The midwife’s face beamed with joy. “By the grace of God, you have come,” she whispered.

Stachel is the cofounder of We Care Solar, a nonprofit organization she started in 2009 along with her husband, Hal Aronson, a solar educator trained as an environmental sociologist. Over the past five years, the suitcases have served an estimated 365,000 childbearing mothers and their infants in 27 developing nations, according to Stachel.

We Care Solar’s story began in 2008, when Stachel first visited Nigeria as a doctoral student in public health at the University of California, Berkeley. At the time, she says, Nigerian women were 70 times more likely to die in childbirth than pregnant women in the United States. Nigeria’s maternal mortality ratio—the number of deaths per 100,000 live births—was 550 from 2008 to 2012, compared with 12.7 in the U.S. during the same period, according to UNICEF figures. Stachel’s research focused on studying conditions at a state hospital where as many as eight expectant mothers died each month.
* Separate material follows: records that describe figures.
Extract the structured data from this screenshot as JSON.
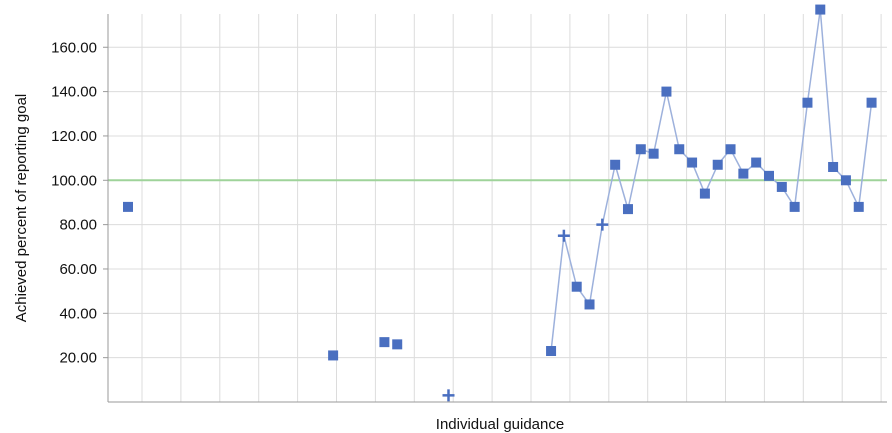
{
  "chart_data": {
    "type": "line",
    "title": "",
    "xlabel": "Individual guidance",
    "ylabel": "Achieved percent of reporting goal",
    "ylim": [
      0,
      175
    ],
    "yticks": [
      20,
      40,
      60,
      80,
      100,
      120,
      140,
      160
    ],
    "ytick_labels": [
      "20.00",
      "40.00",
      "60.00",
      "80.00",
      "100.00",
      "120.00",
      "140.00",
      "160.00"
    ],
    "grid": true,
    "legend": "none",
    "x_count": 60,
    "reference_line": {
      "value": 100,
      "color": "#9fd39a"
    },
    "series": [
      {
        "color": "#4a6fc0",
        "line_color": "#9db1dc",
        "points": [
          {
            "i": 0,
            "y": 88,
            "marker": "square"
          },
          {
            "i": 16,
            "y": 21,
            "marker": "square"
          },
          {
            "i": 20,
            "y": 27,
            "marker": "square"
          },
          {
            "i": 21,
            "y": 26,
            "marker": "square"
          },
          {
            "i": 25,
            "y": 3,
            "marker": "plus"
          },
          {
            "i": 33,
            "y": 23,
            "marker": "square"
          },
          {
            "i": 34,
            "y": 75,
            "marker": "plus"
          },
          {
            "i": 35,
            "y": 52,
            "marker": "square"
          },
          {
            "i": 36,
            "y": 44,
            "marker": "square"
          },
          {
            "i": 37,
            "y": 80,
            "marker": "plus"
          },
          {
            "i": 38,
            "y": 107,
            "marker": "square"
          },
          {
            "i": 39,
            "y": 87,
            "marker": "square"
          },
          {
            "i": 40,
            "y": 114,
            "marker": "square"
          },
          {
            "i": 41,
            "y": 112,
            "marker": "square"
          },
          {
            "i": 42,
            "y": 140,
            "marker": "square"
          },
          {
            "i": 43,
            "y": 114,
            "marker": "square"
          },
          {
            "i": 44,
            "y": 108,
            "marker": "square"
          },
          {
            "i": 45,
            "y": 94,
            "marker": "square"
          },
          {
            "i": 46,
            "y": 107,
            "marker": "square"
          },
          {
            "i": 47,
            "y": 114,
            "marker": "square"
          },
          {
            "i": 48,
            "y": 103,
            "marker": "square"
          },
          {
            "i": 49,
            "y": 108,
            "marker": "square"
          },
          {
            "i": 50,
            "y": 102,
            "marker": "square"
          },
          {
            "i": 51,
            "y": 97,
            "marker": "square"
          },
          {
            "i": 52,
            "y": 88,
            "marker": "square"
          },
          {
            "i": 53,
            "y": 135,
            "marker": "square"
          },
          {
            "i": 54,
            "y": 177,
            "marker": "square"
          },
          {
            "i": 55,
            "y": 106,
            "marker": "square"
          },
          {
            "i": 56,
            "y": 100,
            "marker": "square"
          },
          {
            "i": 57,
            "y": 88,
            "marker": "square"
          },
          {
            "i": 58,
            "y": 135,
            "marker": "square"
          }
        ],
        "connected_from": 33
      }
    ]
  }
}
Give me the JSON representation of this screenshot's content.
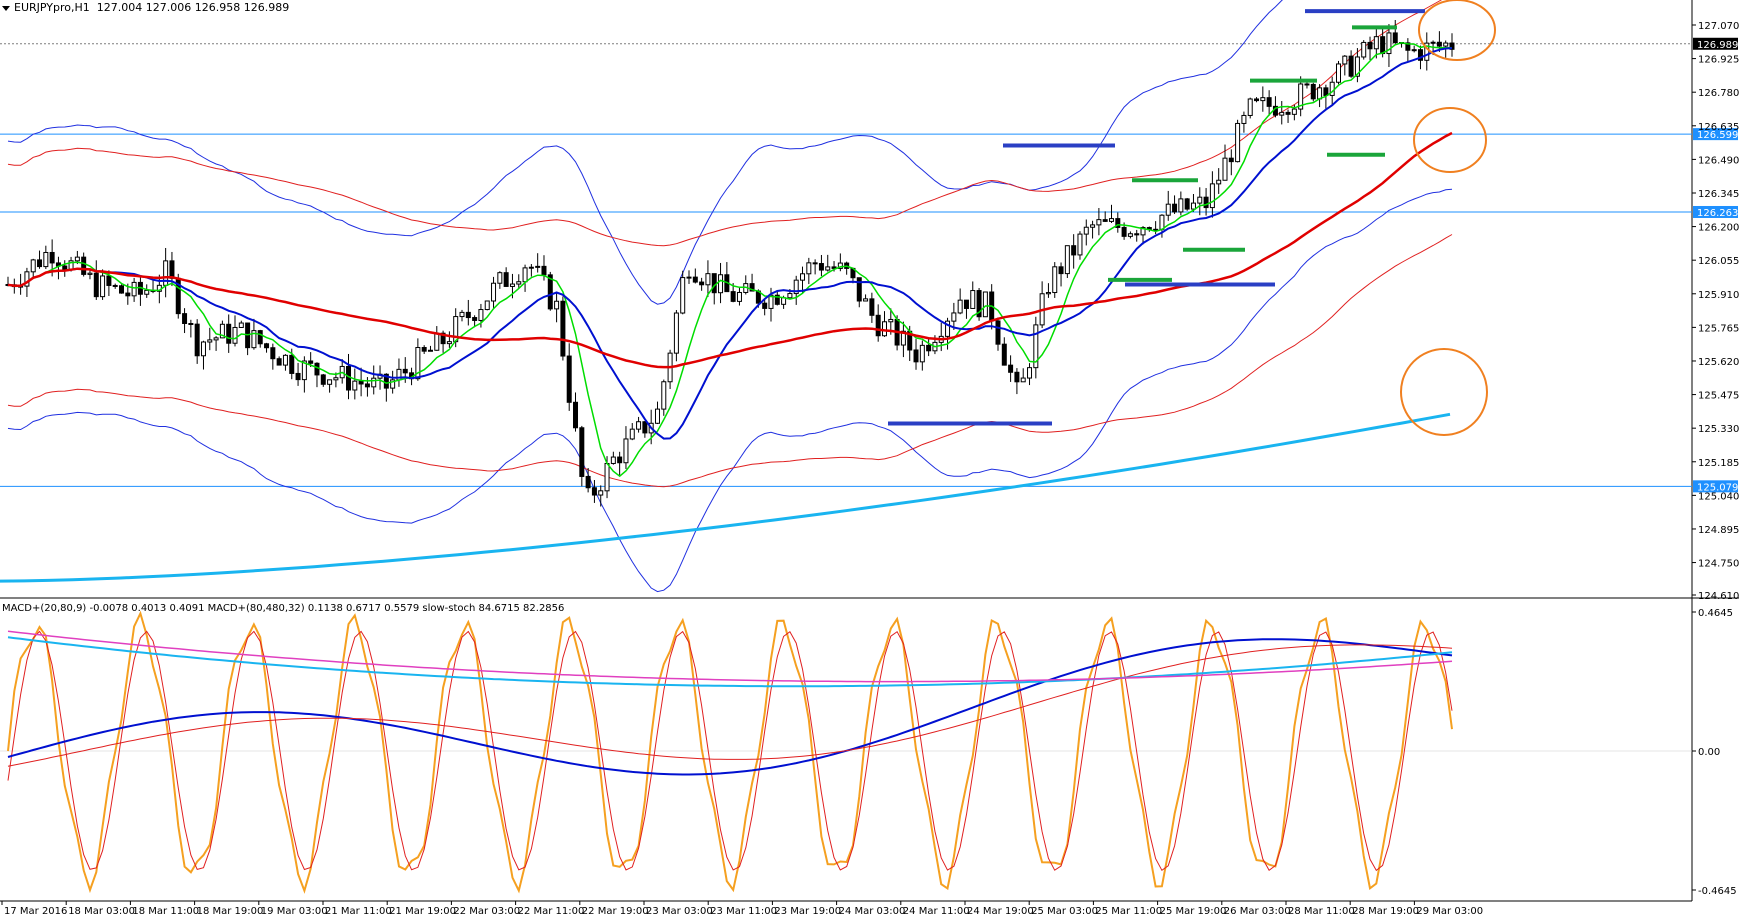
{
  "window": {
    "symbol_label": "EURJPYpro,H1",
    "ohlc_label": "127.004 127.006 126.958 126.989",
    "indicator_label": "MACD+(20,80,9) -0.0078 0.4013 0.4091  MACD+(80,480,32) 0.1138 0.6717 0.5579  slow-stoch 84.6715 82.2856"
  },
  "colors": {
    "background": "#ffffff",
    "grid_line": "#1e90ff",
    "price_line": "#7f7f7f",
    "ma_green": "#00dd00",
    "ma_blue": "#0010d0",
    "ma_red": "#e00000",
    "ma_cyan": "#19b4f0",
    "band_blue": "#2030e0",
    "band_red": "#e02020",
    "annotation_orange": "#f08020",
    "level_blue": "#2a3fc4",
    "level_green": "#1aa53a",
    "stoch_orange": "#f5a020",
    "macd_pink": "#e040c0"
  },
  "chart_data": [
    {
      "type": "candlestick",
      "title": "EURJPYpro,H1",
      "y_axis_ticks": [
        "127.070",
        "126.925",
        "126.780",
        "126.635",
        "126.490",
        "126.345",
        "126.200",
        "126.055",
        "125.910",
        "125.765",
        "125.620",
        "125.475",
        "125.330",
        "125.185",
        "125.040",
        "124.895",
        "124.750",
        "124.610"
      ],
      "ylim": [
        124.61,
        127.16
      ],
      "horizontal_lines": [
        {
          "value": 126.989,
          "label": "126.989",
          "style": "current-price"
        },
        {
          "value": 126.599,
          "label": "126.599",
          "style": "level"
        },
        {
          "value": 126.263,
          "label": "126.263",
          "style": "level"
        },
        {
          "value": 125.079,
          "label": "125.079",
          "style": "level"
        }
      ],
      "x_axis_ticks": [
        "17 Mar 2016",
        "18 Mar 03:00",
        "18 Mar 11:00",
        "18 Mar 19:00",
        "19 Mar 03:00",
        "21 Mar 11:00",
        "21 Mar 19:00",
        "22 Mar 03:00",
        "22 Mar 11:00",
        "22 Mar 19:00",
        "23 Mar 03:00",
        "23 Mar 11:00",
        "23 Mar 19:00",
        "24 Mar 03:00",
        "24 Mar 11:00",
        "24 Mar 19:00",
        "25 Mar 03:00",
        "25 Mar 11:00",
        "25 Mar 19:00",
        "26 Mar 03:00",
        "28 Mar 11:00",
        "28 Mar 19:00",
        "29 Mar 03:00"
      ],
      "last_price": 126.989,
      "open": 127.004,
      "high": 127.006,
      "low": 126.958,
      "close": 126.989
    },
    {
      "type": "line",
      "title": "MACD+(20,80,9) / MACD+(80,480,32) / slow-stoch",
      "y_axis_ticks": [
        "0.4645",
        "0.00",
        "-0.4645"
      ],
      "ylim": [
        -0.51,
        0.51
      ],
      "macd_fast": {
        "main": -0.0078,
        "signal": 0.4013,
        "hist": 0.4091
      },
      "macd_slow": {
        "main": 0.1138,
        "signal": 0.6717,
        "hist": 0.5579
      },
      "slow_stoch": {
        "k": 84.6715,
        "d": 82.2856
      }
    }
  ]
}
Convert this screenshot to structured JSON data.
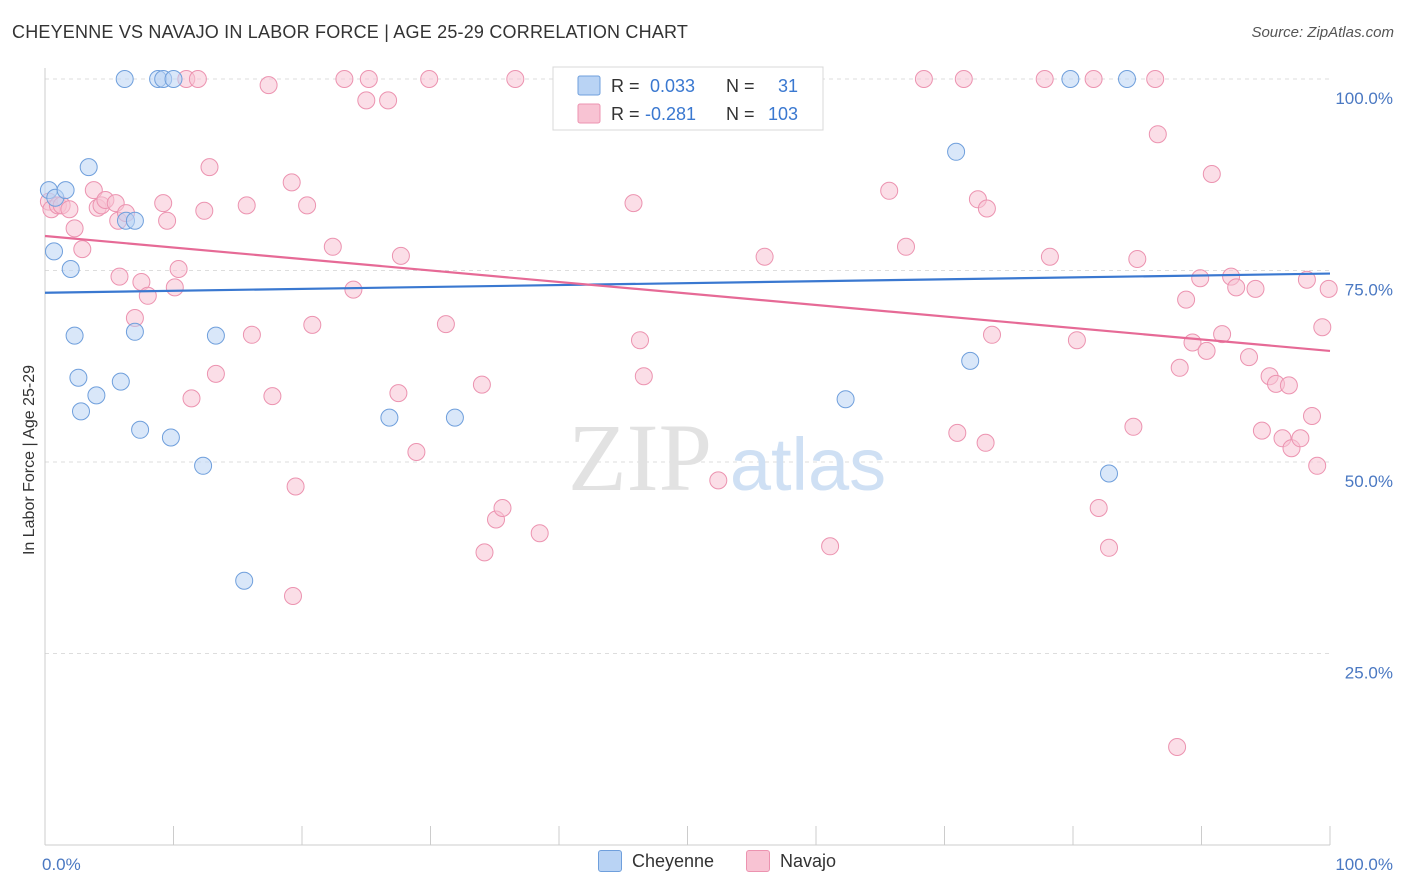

During this time, she was stunned to experience prolonged power cuts, plunging maternity wards and operating rooms into darkness and crippling diagnostic and emergency equipment.

One night, in a dark delivery room illuminated only by her flashlight, Stachel had an epiphany as she watched a woman almost die from eclampsia, a life-threatening pregnancy complication that causes the woman to develop seizures or fall into a coma. “These women are dying in silence,” Stachel says. “I couldn’t turn my back on them. I needed to do something.”

Since its inception, We Care Solar has partnered with international aid agencies such as the World Health Organization, UNICEF, and Save the Children to install about 1,000 Solar Suitcases in rural clinics around the world, according to Stachel. Each suitcase, which includes rooftop solar panels that can be easily installed on a rooftop, is mounted on hospital walls or ceilings and costs $1,645 to manufacture and install. We Care Solar has trained more than 5,000 health care workers in the education and maintenance of the suitcases. This year, We Care Solar plans to deploy 1,200 Solar Suitcases to countries in need.

For all her accomplishments, Stachel is a “reluctant innovator,” she says. A debilitating back injury in 2002 had forced her to stop delivering babies, and later to abandon her flourishing ob-gyn practice altogether. “What I initially viewed as a devastating setback,” she says, “I now consider the beginning of the most fulfilling chapter of my life.”